Methods: data from 494 patients with complete transcriptomic profile and SCAN-normalized expression of coding and non-coding genes was identified from our single-center prospectively maintained database. All the patients underwent multiparametric MRI before receiving robot assisted radical prostatectomy. The tissue used for transcriptomic profiling was obtained from the neoplastic area with the highest Gleason Group on the pathology specimen. First, in order to develop the genomic signature, the data was split into a training (50%), test (25%) and validation (25%) cohort.Second, a multivariable binary logistic regression was built to predict alternatively ECE and SVI. Variable included were: PSA, biopsy Gleason grade, highest percentage core involvement, clinical stage from mpMRI (organ-confined vs. capsule abutment vs. ECE vs. SVI) and index lesion&[prime]s greatest diameter.The tumor transcriptional profiles were used to evaluate for biomarkers and to construct genomic signatures for better a classification of disease subtypes, measured by the increase in AUC, with associated 95%CI.

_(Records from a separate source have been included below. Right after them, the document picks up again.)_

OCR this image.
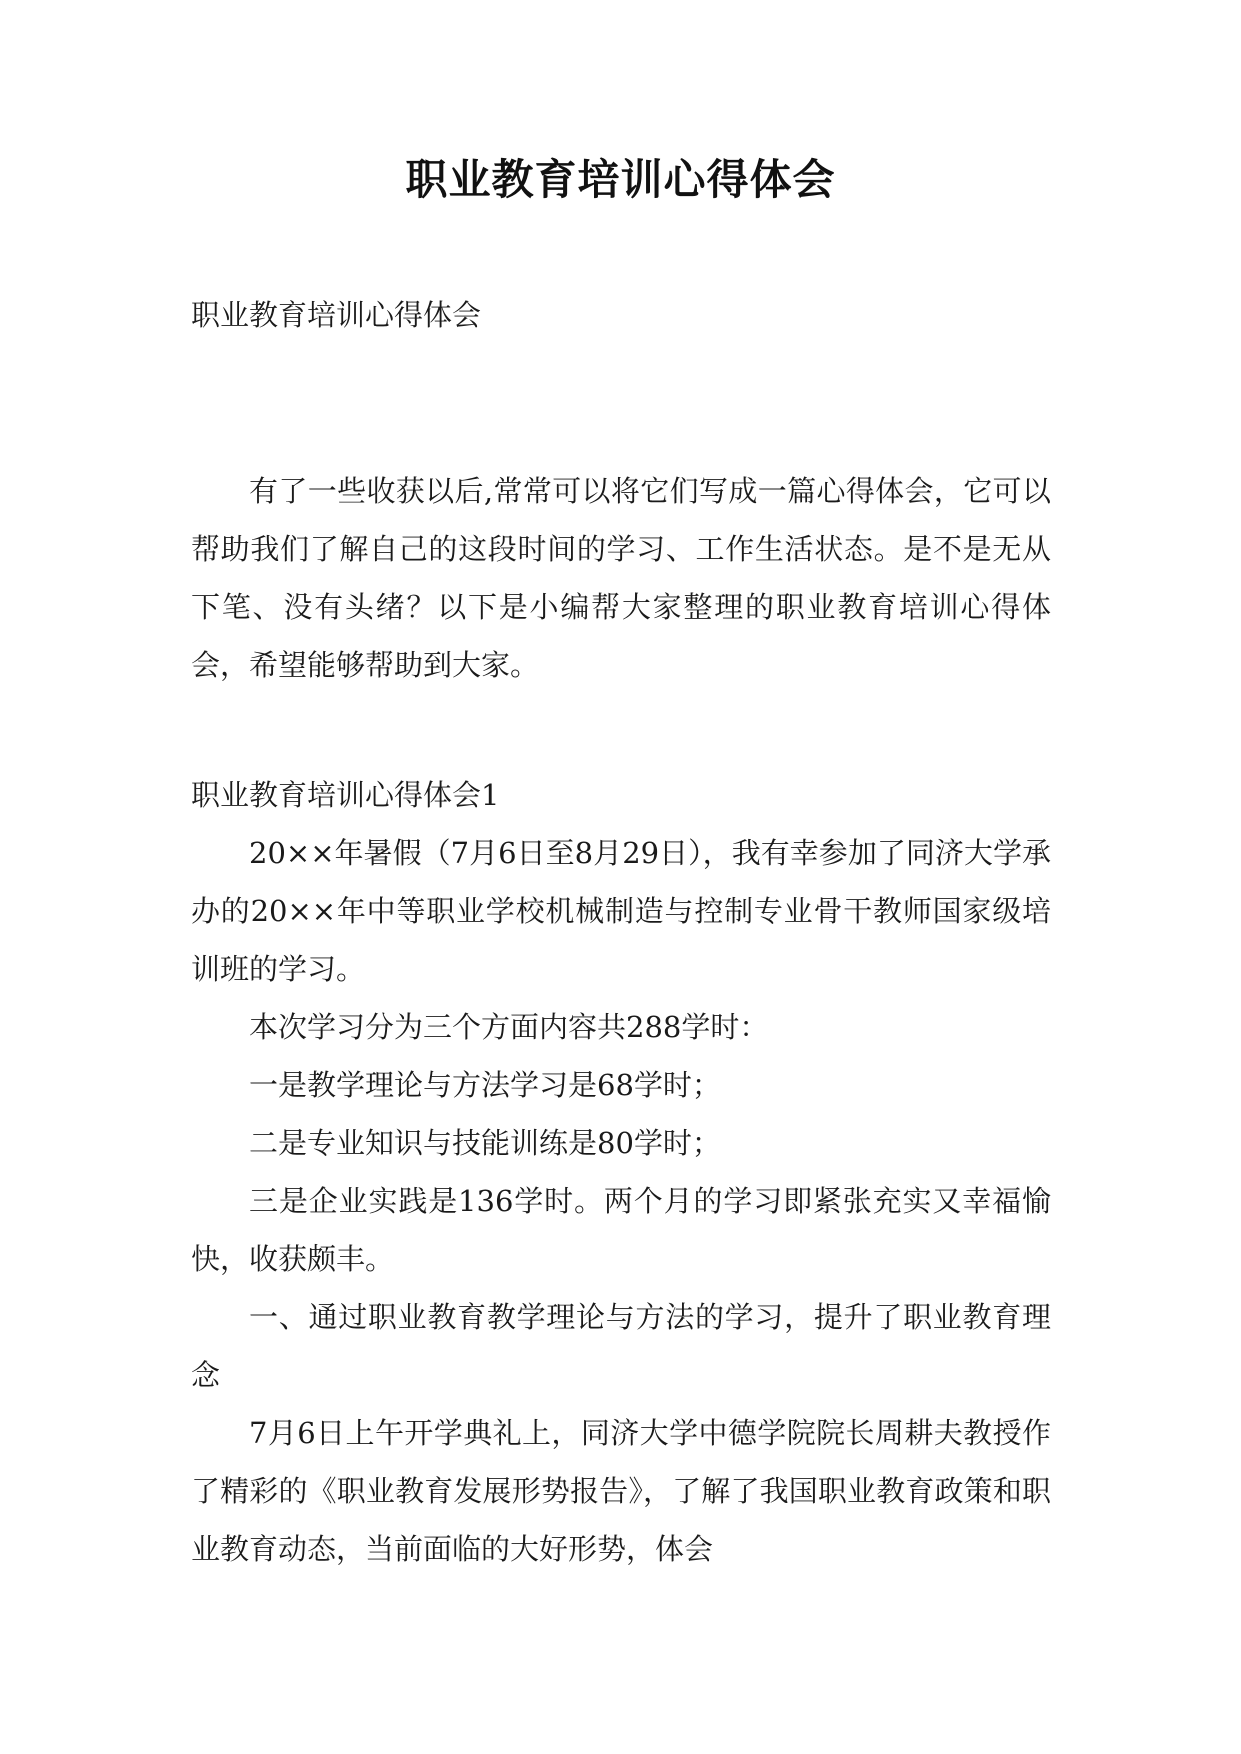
职业教育培训心得体会
职业教育培训心得体会

有了一些收获以后,常常可以将它们写成一篇心得体会，它可以帮助我们了解自己的这段时间的学习、工作生活状态。是不是无从下笔、没有头绪？以下是小编帮大家整理的职业教育培训心得体会，希望能够帮助到大家。

职业教育培训心得体会1

20××年暑假（7月6日至8月29日），我有幸参加了同济大学承办的20××年中等职业学校机械制造与控制专业骨干教师国家级培训班的学习。

本次学习分为三个方面内容共288学时：

一是教学理论与方法学习是68学时；

二是专业知识与技能训练是80学时；

三是企业实践是136学时。两个月的学习即紧张充实又幸福愉快，收获颇丰。

一、通过职业教育教学理论与方法的学习，提升了职业教育理念

7月6日上午开学典礼上，同济大学中德学院院长周耕夫教授作了精彩的《职业教育发展形势报告》，了解了我国职业教育政策和职业教育动态，当前面临的大好形势，体会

Results: Median (IQR) age at surgery was 53 (57-68) yrs, median (IQR) PSA was 6.5 (5.1-10.2) ng/ml. Overall, 166 (34%) and 62 (13%) patients had ECE and SVI on final pathology, respectively. A signature based on the gene expression values of six coding genes was constructed for the prediction of ECE and SVI. In the validation cohort, the AUC was 0.72 and 0.76 for predicting ECE and SVI, respectively. All variables included in the multivariable model emerged as predictors of both ECE and SVI. The AUC of the models based on clinical parameters, biopsy and mpMRI data was 0.81 (95%CI: 0.77-0.85) and 0.84 (95%CI: 0.79-0.89) for ECE and SVI, respectively. Adding the signatures to the multivariable models improved the discrimination in predicting ECE to 0.83 (0.79-0.87, p=0.01) and in predicting SVI to 0.87 (95%CI: 0.83-0.92; p=0.04).
Conclusions: By integrating clinical, biopsy, mpMRI and genomic data we developed two models that accurately allow for the prediction of non-organ-confined PCa. Our models might serve in patient counseling, in the selection of candidates for potential novel neoadjuvant treatments and for surgical planning.